World Aids Day. In 1988, the UN General Assembly stated that the World Health Organization had declared December 1st as the day people, worldwide, take time to remember those who have been lost to this devastating disease, and recommit ourselves to saving as many lives as we can, now and in the future. Where does Yemen and the rest of the Middle East stand in this campaign?

For years now, Middle East Arab nations have not done much, in campaigning against HIV/AIDS; in-fact, most Arab nations have ignored the disease and have bothered little about the pandemic. The Middle East and all Muslim nations and societies, by the sheer discipline of the Islamic way of life, have had one of the lowest infection rates in the world. A study reveals that: with the exceptions of Djibouti, Somalia and Southern Sudan, HIV transmission in the Middle East and North Africa is among the lowest worldwide, according to the region's first large-scale study on HIV and AIDS. But pockets of higher transmission exist in specific populations, including networks and contacts of injecting drug users, men who have sex with men, and female sex workers and their clients.

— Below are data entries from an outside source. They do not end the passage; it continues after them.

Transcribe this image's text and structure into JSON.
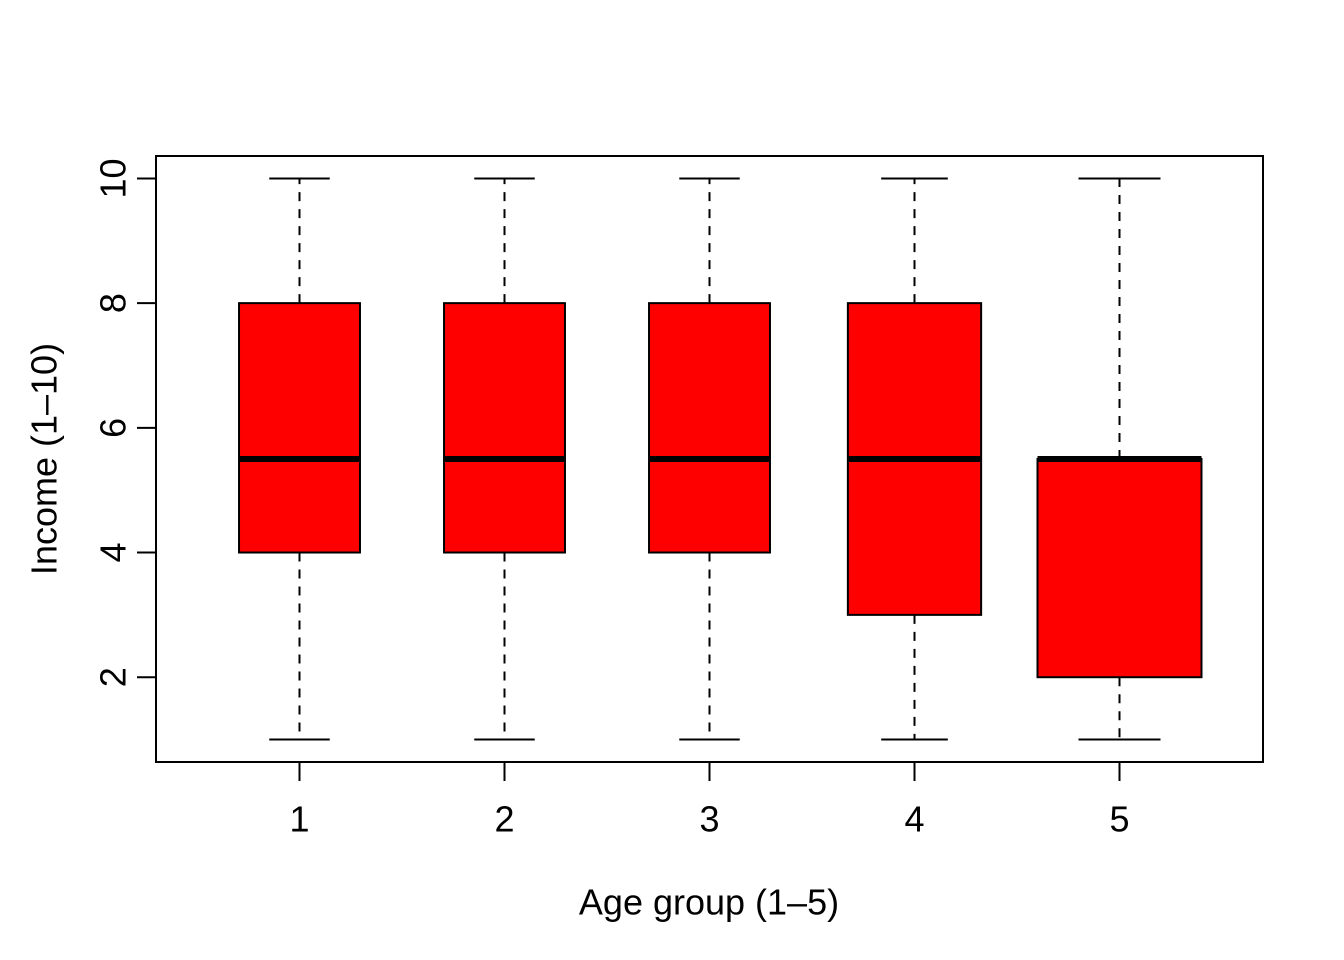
{
  "chart_data": {
    "type": "boxplot",
    "title": "",
    "xlabel": "Age group (1–5)",
    "ylabel": "Income (1–10)",
    "categories": [
      "1",
      "2",
      "3",
      "4",
      "5"
    ],
    "yticks": [
      2,
      4,
      6,
      8,
      10
    ],
    "ylim": [
      1,
      10
    ],
    "xlim": [
      0.5,
      5.5
    ],
    "grid": false,
    "legend": false,
    "groups": [
      {
        "category": "1",
        "whisker_low": 1,
        "q1": 4,
        "median": 5.5,
        "q3": 8,
        "whisker_high": 10,
        "width_units": 0.59
      },
      {
        "category": "2",
        "whisker_low": 1,
        "q1": 4,
        "median": 5.5,
        "q3": 8,
        "whisker_high": 10,
        "width_units": 0.59
      },
      {
        "category": "3",
        "whisker_low": 1,
        "q1": 4,
        "median": 5.5,
        "q3": 8,
        "whisker_high": 10,
        "width_units": 0.59
      },
      {
        "category": "4",
        "whisker_low": 1,
        "q1": 3,
        "median": 5.5,
        "q3": 8,
        "whisker_high": 10,
        "width_units": 0.65
      },
      {
        "category": "5",
        "whisker_low": 1,
        "q1": 2,
        "median": 5.5,
        "q3": 5.5,
        "whisker_high": 10,
        "width_units": 0.8
      }
    ],
    "colors": {
      "box_fill": "#FF0000",
      "line": "#000000",
      "background": "#FFFFFF"
    }
  }
}
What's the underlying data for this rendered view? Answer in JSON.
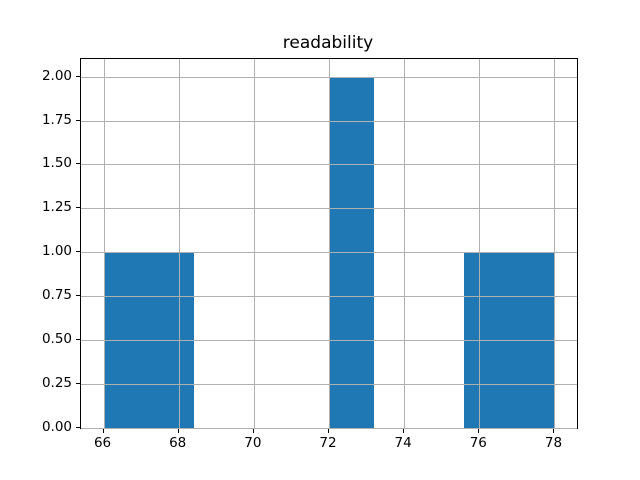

That low rate of infection is no more: though, compared to the rest of the world, this region has very few people infected with HIV or living with AIDS; in the last decade, according to the UN - the numbers of people becoming infected with HIV has more than doubled; growing from 36,000 new cases in 2001 to 75,000 last year. The annual report from UNAIDS reveals that, while AIDS is declining in its infection rates in hard-hit regions like sub-Saharan Africa and other parts of the world; two regions: the Middle East and Central Asia - both predominantly Muslim, are witnessing growth in the annual number of new infections. Infections by various means; read this report.

Very fortunately for Yemen, for almost a decade now, with international assistance and aid, it has addressed and tackled the challenge that HIV/AIDS poses. It has been one of the first few countries in the region to address the HIV/AIDS within its national development agenda. A National HIV/AIDS Strategy was prepared in a participatory manner and approved by the Government in 2001. Compared to two years ago, Yemen has intensified its campaign against the disease; it has and is intensively and extensively spreading awareness through the populace; it is building more and more centers and making counseling and drugs more easily and freely available in all parts of the country. And that effort is paying; yet, HIV continues to spread. To date, those who have officially registered in the country number about - 3,450 and new cases registered since January this year, number about 260. This might seem very low, but officials state that for every one infected person officially registered, there could be ten more who have not been recorded.

Other countries in the region - due to this fast spread of the pandemic, are now taking note: read this and this. A few years ago - just 3-5 ago, go to most Arab countries and mention HIV, very few people had even heard of it; even clinics and hospitals, especially those in the Arabian Peninsular - except in Yemen - would try to avoid handling AIDS cases or even care about it. Not any more: tentative steps have been taken or are now being taken by all countries in the region to face up to the challenge. AIDS is unlike any other disease affliction: it starts very slowly; unnoticed. Then slowly creeps, spreading its tentacles; the more people get infected, the more it gains pace and the faster it spreads. And unlike any other very dangerous disease, it has this very discomforting factor of mainly spreading through one of the most private and to many of us, sacred, zone of our lives: sex. And then, as it gains pace and speed - like a drop in a basin of water, that one drop causes a ripple that spreads all around. That 'drop' of HIV in our societies and nations here, are still very few and have not caused strong ripples; yet; but if unchecked, if strong, concerted efforts are not made, in another decade, who knows: each of us living, here, in this region; could be affected. Either by being infected or by having a relative or a friend or some one you know having HIV. We do not have any other option but one: we have to commit ourselves to saving as many lives as we can, now and in the future.

*Above is the International AIDS Conference logo for this year which was held in Vienna, Austria.